Gedurende deze jaren nam hij achtervolgens deel aan den veldtogt in België (1794), in Duitschland (1795), en aan de expeditie bij Texel (in 1797). Niettegenstaande de daarbij doorgestane vermoeijenissen en hoogst menigvuldige diensten, vond Mohr echter nog vrije uren, om zijne medische studiën verder voort te zetten, en begaf zich naar Leyden, waar hij, den 5 Mei 1798, den graad van med. doctor verwierf.

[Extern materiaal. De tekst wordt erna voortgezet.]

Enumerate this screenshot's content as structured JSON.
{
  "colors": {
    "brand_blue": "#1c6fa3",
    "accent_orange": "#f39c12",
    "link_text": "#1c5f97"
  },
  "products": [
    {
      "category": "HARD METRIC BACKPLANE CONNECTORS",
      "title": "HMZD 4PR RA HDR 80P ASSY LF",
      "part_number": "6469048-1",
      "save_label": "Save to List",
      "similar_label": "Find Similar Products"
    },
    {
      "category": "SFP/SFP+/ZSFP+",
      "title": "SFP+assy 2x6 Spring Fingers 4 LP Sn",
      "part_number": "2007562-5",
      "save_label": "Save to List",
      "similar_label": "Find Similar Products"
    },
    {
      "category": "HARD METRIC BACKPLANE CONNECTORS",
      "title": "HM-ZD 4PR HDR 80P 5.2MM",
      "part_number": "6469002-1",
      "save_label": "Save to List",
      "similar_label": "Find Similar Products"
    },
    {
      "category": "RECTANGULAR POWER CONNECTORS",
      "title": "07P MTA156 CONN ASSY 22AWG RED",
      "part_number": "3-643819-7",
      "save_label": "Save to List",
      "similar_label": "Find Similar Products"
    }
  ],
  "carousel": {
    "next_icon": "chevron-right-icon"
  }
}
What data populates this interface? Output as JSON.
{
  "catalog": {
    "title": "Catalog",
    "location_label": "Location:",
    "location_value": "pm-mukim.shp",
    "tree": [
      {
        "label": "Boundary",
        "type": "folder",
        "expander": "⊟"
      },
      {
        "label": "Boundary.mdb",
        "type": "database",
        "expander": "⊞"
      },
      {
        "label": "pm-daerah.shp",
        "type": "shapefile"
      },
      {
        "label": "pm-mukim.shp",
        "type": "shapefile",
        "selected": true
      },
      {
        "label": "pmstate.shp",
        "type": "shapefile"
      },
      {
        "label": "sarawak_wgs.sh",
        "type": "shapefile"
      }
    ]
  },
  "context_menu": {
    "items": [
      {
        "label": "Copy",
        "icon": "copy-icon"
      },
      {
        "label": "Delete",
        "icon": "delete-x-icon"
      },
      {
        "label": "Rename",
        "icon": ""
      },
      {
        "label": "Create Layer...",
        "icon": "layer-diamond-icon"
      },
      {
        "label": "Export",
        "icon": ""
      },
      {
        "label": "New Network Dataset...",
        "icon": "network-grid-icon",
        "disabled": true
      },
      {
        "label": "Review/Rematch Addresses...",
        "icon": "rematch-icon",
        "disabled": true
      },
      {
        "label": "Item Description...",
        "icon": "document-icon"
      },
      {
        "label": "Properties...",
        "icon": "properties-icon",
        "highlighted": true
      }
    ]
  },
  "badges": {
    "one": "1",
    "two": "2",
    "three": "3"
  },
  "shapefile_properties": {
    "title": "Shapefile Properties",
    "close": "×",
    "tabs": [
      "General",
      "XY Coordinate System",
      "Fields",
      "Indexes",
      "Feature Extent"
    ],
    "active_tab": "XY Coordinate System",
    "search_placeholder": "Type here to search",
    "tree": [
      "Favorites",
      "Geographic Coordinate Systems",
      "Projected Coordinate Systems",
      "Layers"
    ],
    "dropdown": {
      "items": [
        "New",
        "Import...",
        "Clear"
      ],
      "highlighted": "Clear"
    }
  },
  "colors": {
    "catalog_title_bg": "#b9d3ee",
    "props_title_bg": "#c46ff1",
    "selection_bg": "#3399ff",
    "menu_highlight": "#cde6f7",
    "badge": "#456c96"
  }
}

Na het bijwonen van den veldtogt in Noord-Holland (1799) werd Mohr, den 25 October 1800, bij het regement Saksen-Gotha geplaatst, en wij vinden hem daarmêe in 1805 in Oostenrijk, waar hij aan alle bewegingen en affaires van dat korps een werkzaam deel nam. In 1806 bij het 13 Bat. Linie-infanterie geplaatst, woonde hij daarmede de bestorming bij van Straalsund. Te dier gelegenheid vond Mohr, in eene der straten, het lijk liggen van den bij de hardnekkige verdediging dezer stad gesneuvelden Pruissischen Majoor Schill, wiens naam in de krijgsgeschiedenis van dien tijd een zeer belangrijke plaats bekleedt. Getroffen door het heldhaftig uiteinde van dezen dapperen soldaat, en door de hoogst karakteritieke uitdrukking van 's mans gelaat, amputeerde Mohr het hoofd van den romp, en zond dit aan Prof. Brugmans.
Geruimen tijd vertoefde Mohr te Straatsund, was daar belast met de zorg voor de gekweste Denen, en verwierf zich hierdoor de warmste goedkeuring der Gouvernements-Commissie, die hem dan ook, bij vertrek uit de stad, plegtig werd betuigd.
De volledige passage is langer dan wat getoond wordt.